We did the Ramparts Walk yesterday.
No matter what the guide books tell you, you can only access the ramparts from Jaffa Gate. The books don't really make that clear. There are exits along the northern wall at Lion's Gate, New Gate, Damascus Gate, and Herodes' Gate. On the southern part the exits are at Zion Gate and Dung Gate - but the entrance is only at Jaffa Gate. The northern and southern parts are not connected, so it's kind of awkward if you want to go the entire way - you have to go north or south, then double back to Jaffa Gate and walk the other part. Also, the bits around the Temple Mount are closed, unfortunately, and the northern walk is closed on Fridays.
We decided to walk the southern part because we wanted to visit the Temple Mount afterwards. Since our initial plan to walk from Damascus Gate all the way to Dung's Gate didn't work out (see above), we walked the nice path along the outside of the wall to Jaffa Gate. Grassy patches where Israeli kids played soccer, some odd art installations, great views of the city, the tracks of the Light Rail close by (if you have boys, that's a definite plus), and bit and pieces where the kids can walk on low walls.

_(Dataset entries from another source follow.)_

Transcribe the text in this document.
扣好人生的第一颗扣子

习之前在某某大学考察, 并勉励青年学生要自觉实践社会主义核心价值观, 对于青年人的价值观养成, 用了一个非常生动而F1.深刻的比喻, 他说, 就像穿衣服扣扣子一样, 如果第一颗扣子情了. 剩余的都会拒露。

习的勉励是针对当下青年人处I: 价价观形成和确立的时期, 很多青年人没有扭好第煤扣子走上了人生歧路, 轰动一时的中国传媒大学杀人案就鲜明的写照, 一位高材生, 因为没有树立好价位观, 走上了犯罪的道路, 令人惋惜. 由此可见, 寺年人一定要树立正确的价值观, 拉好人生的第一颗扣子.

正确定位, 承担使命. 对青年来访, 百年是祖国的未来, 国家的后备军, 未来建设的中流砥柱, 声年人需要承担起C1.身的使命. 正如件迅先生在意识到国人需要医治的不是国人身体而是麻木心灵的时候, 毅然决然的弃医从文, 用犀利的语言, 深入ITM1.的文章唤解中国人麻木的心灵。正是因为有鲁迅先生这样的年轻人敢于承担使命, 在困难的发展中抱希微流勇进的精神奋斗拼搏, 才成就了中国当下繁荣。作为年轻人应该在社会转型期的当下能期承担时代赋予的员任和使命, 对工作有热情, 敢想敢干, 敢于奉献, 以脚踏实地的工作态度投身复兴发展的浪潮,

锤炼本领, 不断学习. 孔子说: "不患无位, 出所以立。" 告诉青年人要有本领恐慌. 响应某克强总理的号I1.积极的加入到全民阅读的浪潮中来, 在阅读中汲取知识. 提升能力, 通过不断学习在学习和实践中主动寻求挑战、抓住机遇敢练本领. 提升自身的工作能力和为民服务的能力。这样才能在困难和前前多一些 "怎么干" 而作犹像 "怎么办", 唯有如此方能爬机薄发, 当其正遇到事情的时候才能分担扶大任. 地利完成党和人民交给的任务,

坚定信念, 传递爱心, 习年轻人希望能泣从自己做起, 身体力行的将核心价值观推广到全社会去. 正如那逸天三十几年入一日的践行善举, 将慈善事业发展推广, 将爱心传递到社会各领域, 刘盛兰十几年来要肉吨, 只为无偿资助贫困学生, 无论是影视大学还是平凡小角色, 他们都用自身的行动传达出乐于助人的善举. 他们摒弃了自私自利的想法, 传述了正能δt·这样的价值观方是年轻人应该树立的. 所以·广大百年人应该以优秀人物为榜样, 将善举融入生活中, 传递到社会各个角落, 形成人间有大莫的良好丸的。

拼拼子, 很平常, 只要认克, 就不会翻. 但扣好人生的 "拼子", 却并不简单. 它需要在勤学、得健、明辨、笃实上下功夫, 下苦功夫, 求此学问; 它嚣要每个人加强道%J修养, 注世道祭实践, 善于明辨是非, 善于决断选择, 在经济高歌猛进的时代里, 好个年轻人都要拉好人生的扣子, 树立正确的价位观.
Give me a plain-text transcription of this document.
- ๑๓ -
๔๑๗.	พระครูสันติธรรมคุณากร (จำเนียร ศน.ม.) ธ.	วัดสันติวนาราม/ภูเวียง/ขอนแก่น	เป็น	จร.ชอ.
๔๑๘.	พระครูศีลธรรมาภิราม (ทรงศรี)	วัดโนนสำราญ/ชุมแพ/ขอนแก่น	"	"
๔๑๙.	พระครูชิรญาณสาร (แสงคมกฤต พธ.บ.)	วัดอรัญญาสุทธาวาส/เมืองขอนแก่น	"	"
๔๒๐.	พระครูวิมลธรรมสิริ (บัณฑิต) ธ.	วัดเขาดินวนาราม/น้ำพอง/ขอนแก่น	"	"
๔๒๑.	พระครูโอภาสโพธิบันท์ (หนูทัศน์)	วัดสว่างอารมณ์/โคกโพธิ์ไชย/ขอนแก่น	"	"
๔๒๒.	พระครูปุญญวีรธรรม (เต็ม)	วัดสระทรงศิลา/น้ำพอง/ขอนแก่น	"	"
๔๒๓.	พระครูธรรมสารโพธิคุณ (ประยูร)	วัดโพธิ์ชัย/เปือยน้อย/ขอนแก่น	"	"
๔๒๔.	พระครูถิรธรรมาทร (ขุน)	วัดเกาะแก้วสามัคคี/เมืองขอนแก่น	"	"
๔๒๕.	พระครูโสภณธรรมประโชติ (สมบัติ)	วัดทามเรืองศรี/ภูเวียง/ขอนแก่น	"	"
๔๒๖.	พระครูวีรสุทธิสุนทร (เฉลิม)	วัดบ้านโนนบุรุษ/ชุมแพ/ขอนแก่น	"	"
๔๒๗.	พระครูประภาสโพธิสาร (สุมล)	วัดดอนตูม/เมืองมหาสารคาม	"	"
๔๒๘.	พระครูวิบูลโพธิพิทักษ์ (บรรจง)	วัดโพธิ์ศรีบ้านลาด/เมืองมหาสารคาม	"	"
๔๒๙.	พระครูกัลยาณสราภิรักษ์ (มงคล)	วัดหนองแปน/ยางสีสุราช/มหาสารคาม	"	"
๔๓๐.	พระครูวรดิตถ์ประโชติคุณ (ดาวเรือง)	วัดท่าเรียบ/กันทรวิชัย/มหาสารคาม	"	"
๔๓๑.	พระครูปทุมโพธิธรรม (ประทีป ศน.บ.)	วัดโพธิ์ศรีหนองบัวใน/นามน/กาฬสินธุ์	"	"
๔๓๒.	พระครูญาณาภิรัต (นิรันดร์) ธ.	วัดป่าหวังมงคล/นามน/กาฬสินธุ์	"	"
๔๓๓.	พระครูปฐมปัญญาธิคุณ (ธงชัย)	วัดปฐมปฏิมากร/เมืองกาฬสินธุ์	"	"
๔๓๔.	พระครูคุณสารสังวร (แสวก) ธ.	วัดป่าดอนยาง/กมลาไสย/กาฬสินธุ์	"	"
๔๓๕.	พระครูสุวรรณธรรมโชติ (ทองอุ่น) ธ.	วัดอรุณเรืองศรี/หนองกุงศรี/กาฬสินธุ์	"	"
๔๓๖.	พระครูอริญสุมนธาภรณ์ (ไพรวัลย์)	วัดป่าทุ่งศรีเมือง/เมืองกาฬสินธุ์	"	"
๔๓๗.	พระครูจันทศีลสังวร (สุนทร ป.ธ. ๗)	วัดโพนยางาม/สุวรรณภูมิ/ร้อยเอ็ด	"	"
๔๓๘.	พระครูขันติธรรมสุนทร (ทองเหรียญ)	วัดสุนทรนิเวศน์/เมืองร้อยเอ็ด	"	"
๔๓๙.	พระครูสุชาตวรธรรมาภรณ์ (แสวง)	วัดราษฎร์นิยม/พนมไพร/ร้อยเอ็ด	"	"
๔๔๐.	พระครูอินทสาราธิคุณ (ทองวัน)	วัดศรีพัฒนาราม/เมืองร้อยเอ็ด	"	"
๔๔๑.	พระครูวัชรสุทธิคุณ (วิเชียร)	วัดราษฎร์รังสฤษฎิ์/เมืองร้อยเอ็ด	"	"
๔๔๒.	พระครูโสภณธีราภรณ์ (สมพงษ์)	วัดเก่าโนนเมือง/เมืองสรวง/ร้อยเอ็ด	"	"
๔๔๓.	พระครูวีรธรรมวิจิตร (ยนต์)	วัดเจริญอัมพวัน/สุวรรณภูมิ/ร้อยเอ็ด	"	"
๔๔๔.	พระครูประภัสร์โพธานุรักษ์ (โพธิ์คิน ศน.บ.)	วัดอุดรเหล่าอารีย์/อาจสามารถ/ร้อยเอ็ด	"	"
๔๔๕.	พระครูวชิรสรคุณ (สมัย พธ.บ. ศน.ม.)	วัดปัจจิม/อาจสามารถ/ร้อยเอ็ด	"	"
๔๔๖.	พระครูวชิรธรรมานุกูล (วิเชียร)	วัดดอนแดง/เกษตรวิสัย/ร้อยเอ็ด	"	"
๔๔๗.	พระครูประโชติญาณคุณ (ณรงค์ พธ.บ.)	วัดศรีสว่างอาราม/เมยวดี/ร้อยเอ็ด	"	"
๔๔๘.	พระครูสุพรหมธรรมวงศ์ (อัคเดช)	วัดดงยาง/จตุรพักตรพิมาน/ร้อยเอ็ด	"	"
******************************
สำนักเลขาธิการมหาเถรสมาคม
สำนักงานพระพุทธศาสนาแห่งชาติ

Jaffa Gate is very busy. It's a challenge to cross the street as traffic just rolls in through the gate. For someone like me who thought the Old City was off limits to cars, that was a surprise. Now, if you want to do the Rampart's Walk, the access to the Northern Part is right inside the gate on your left. There is good signage there. The access to the southern part is a bit hidden - you have to walk out of Jaffa Gate around the Tower of David (which made David giggle in delight) and the museum - there the access around the corner. You pay a staggering amount of money -- but the nice gentleman only counted two of my kids - then you climb two floors' worth of steps and arrive at the ramparts.
Two words of warning: on large stretches, your kids won't be seeing much as the walls are quite high. That also means they won't fall over, so that's good. However, the stones are extremely slippery. Thousands of years of trotting people have given the stones a very nice sheen - not a good thing when you climb down the really steep steps. Leah fell twice, and I slipped three times. I'm especially anxious about falling as I carry the expensive camera around. We didn't get hurt but if you are not a good walker, don't go to the ramparts.
But other than that, it's fantastic and something everybody should do. You get the best views of the city, of the Armenian quarter (complete with Armenian flags which was a funny sight to me), of the Church of Dormition, you can see as far as the Jordanian mountains, you see the Mount of Olives with all the tourist busses, and the Temple Mount. It's a fantastic walk.
We left at the Dung Gate and doubled back to the playground the kids had spied from the walls. And then we went to the Temple Mount but that deserves a post in its own right.